Bats land upside down as they prefer to roost that way beneath tree limbs, on cave ceilings, and ceilings of long-abandoned houses. “They have to go from flying with their heads forward to executing an acrobatic maneuver that puts them head down and feet up”. The researchers ran the simulation again with the bats’ wing mass reduced to the proportions of a fruit fly, which have very light wings for their body mass. That simulation showed that the landing rotation was not possible in the absence of aerodynamic forces. Scientists say that the enormous wings of bats may have something to do with it. Bats have large, heavy wings compared to other insects and birds, which enable them to land in an unusual way.
Specifically, the high-speed cameras revealed bats retracted one of their wings ever so slightly when approaching the ceiling of the enclosure.
“It is a more subtle way to studying how animals and people move through the environment”, Swartz, a bat researcher at the Aeromechanics and Evolutionary Morphology Lab at Brown, told Christian Science Monitor.
The manner in which bats are able to produce the required force to exhibit the maneuvers has yet to be clearly established.
It seems the bats have turned their cumbersome wings into an advantage.
“That’s a bit of a counterintuitive conclusion”. Using this asymmetric beat, these bats also made a half turn before landing on the mesh with their feet first. “Normally you’d think that an animal would not want to have such massive wings, but here, it turns out that the mass can be used to a few benefit”.
Based on these findings, researchers are positive they will manage to revolutionize the flying technology by applying this natural movement of bats to the machines that will be developed, such as drones, which have lately become more and more popular.

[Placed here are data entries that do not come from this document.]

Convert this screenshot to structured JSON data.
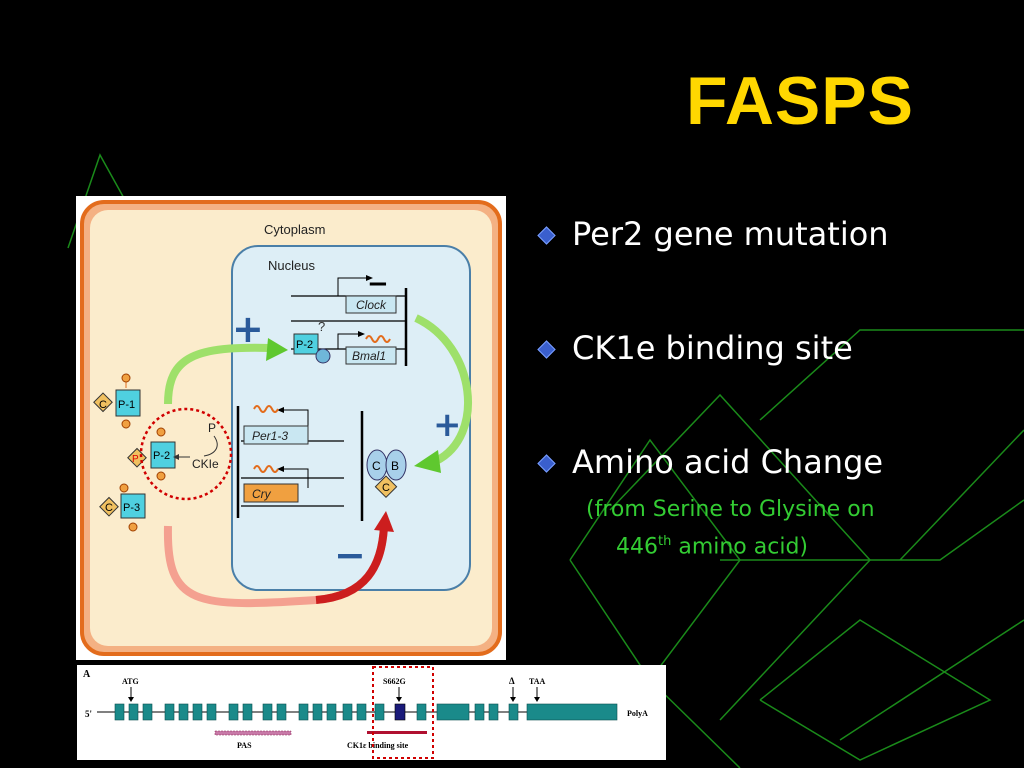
{
  "slide": {
    "title": "FASPS",
    "bullets": [
      {
        "text": "Per2 gene mutation"
      },
      {
        "text": "CK1e binding site"
      },
      {
        "text": "Amino acid Change"
      }
    ],
    "sub_note": {
      "line1": "(from Serine to Glysine on",
      "line2_pre": "446",
      "line2_sup": "th",
      "line2_post": " amino acid)"
    }
  },
  "diagram": {
    "cytoplasm": "Cytoplasm",
    "nucleus": "Nucleus",
    "genes": {
      "clock": "Clock",
      "bmal1": "Bmal1",
      "per13": "Per1-3",
      "cry": "Cry"
    },
    "proteins": {
      "p2_nucleus": "P-2",
      "p1": "P-1",
      "p2": "P-2",
      "p3": "P-3",
      "c": "C",
      "b": "B",
      "p_mark": "P",
      "p_small": "P"
    },
    "kinase": "CKIe",
    "question": "?",
    "plus": "+",
    "minus": "−"
  },
  "gene_map": {
    "panel": "A",
    "atg": "ATG",
    "s662g": "S662G",
    "delta": "Δ",
    "taa": "TAA",
    "five_prime": "5'",
    "polya": "PolyA",
    "pas": "PAS",
    "ck1e_binding": "CK1ε binding site"
  },
  "colors": {
    "title": "#ffd700",
    "bullet_text": "#ffffff",
    "sub_note": "#33cc33",
    "bg_lines": "#1a8a1a",
    "exon": "#1a8a8a",
    "mutation_exon": "#1a1a7a",
    "highlight_circle": "#d00000"
  }
}
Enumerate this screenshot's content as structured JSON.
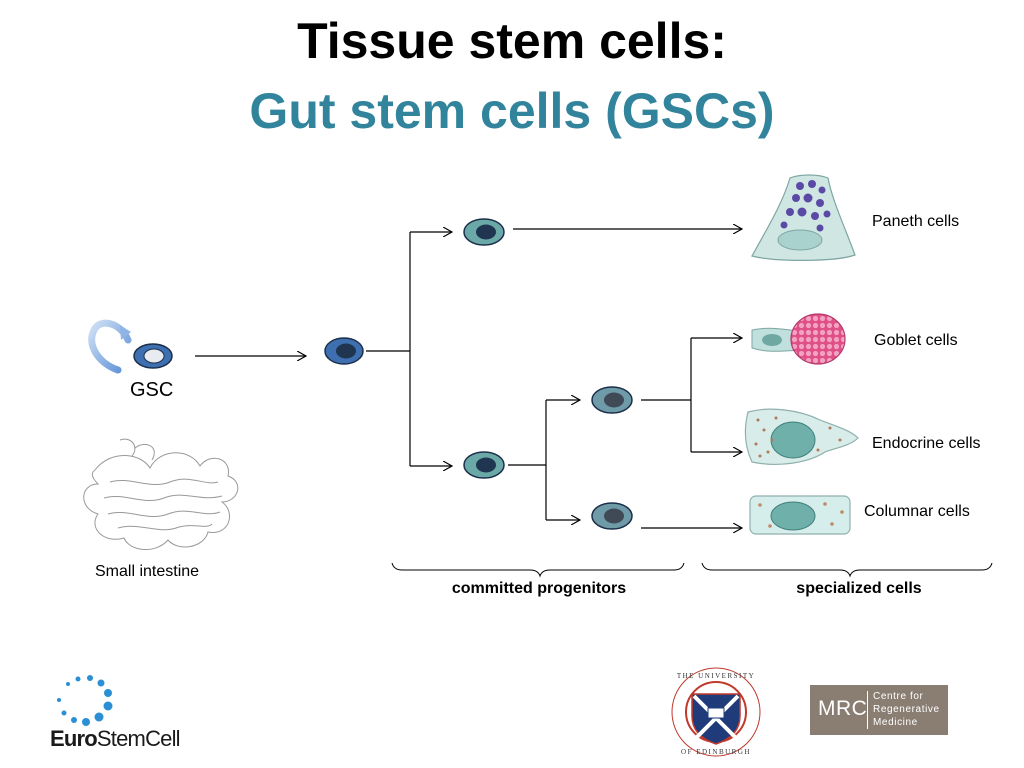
{
  "title": "Tissue stem cells:",
  "subtitle": "Gut stem cells (GSCs)",
  "diagram": {
    "gsc_label": "GSC",
    "organ_label": "Small intestine",
    "cell_types": [
      "Paneth cells",
      "Goblet cells",
      "Endocrine cells",
      "Columnar cells"
    ],
    "group_labels": [
      "committed progenitors",
      "specialized cells"
    ]
  },
  "logos": {
    "eurostemcell": {
      "part1": "Euro",
      "part2": "StemCell"
    },
    "edinburgh": {
      "top_text": "THE UNIVERSITY",
      "bottom_text": "OF EDINBURGH"
    },
    "mrc": {
      "abbr": "MRC",
      "name": "Centre for\nRegenerative\nMedicine"
    }
  },
  "colors": {
    "title": "#000000",
    "subtitle": "#31849b",
    "stem_cell": "#3e6fb0",
    "progenitor_teal": "#6ba9a9",
    "progenitor_gray": "#6f9aa8",
    "mrc_box": "#8a7e73"
  }
}
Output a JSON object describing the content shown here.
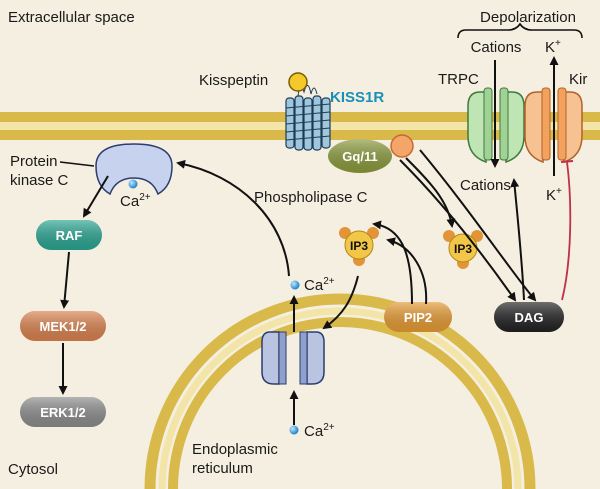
{
  "labels": {
    "extracellular": "Extracellular space",
    "depolarization": "Depolarization",
    "cations_top": "Cations",
    "k_top": "K",
    "k_sup": "+",
    "kisspeptin": "Kisspeptin",
    "kiss1r": "KISS1R",
    "trpc": "TRPC",
    "kir": "Kir",
    "gq11": "Gq/11",
    "plc": "Phospholipase C",
    "pkc_line1": "Protein",
    "pkc_line2": "kinase C",
    "ca": "Ca",
    "ca_sup": "2+",
    "cations_bottom": "Cations",
    "k_bottom": "K",
    "raf": "RAF",
    "mek": "MEK1/2",
    "erk": "ERK1/2",
    "ip3": "IP3",
    "pip2": "PIP2",
    "dag": "DAG",
    "er_line1": "Endoplasmic",
    "er_line2": "reticulum",
    "cytosol": "Cytosol"
  },
  "colors": {
    "background": "#f4efe0",
    "membrane_gold": "#d9b94a",
    "membrane_inner": "#f3e4a8",
    "kiss1r_blue": "#1b8fb8",
    "gq_green": "#8a9a3c",
    "raf_teal": "#2aa592",
    "mek_orange": "#d9814e",
    "erk_gray": "#8c8c8c",
    "pip2_orange": "#e49a33",
    "dag_black": "#222222",
    "ip3_yellow": "#f2c646",
    "trpc_green": "#9fd294",
    "kir_orange": "#f3a25e",
    "ca_dot": "#2b9ad8",
    "inhibit_red": "#c0304a"
  },
  "icons": [
    "kisspeptin-ligand-icon",
    "kiss1r-receptor-icon",
    "trpc-channel-icon",
    "kir-channel-icon",
    "pkc-enzyme-icon",
    "er-channel-icon",
    "plc-enzyme-icon"
  ]
}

“What they were doing was moving their wings in very characteristic ways in order to manipulate their center of mass and the moment of inertia”, said Kenneth Breuer, from the university’s School of Engineering. Maneuvering or directing those robotic vehicles is a challenge. The movements of the bats were tracked using three, state-of-the-art video cameras that can capture an image at 1,000 frames per second, and studied the weight distribution within the bats’ bodies and wings. Many undergraduate students collaborate with us in several areas of our research program.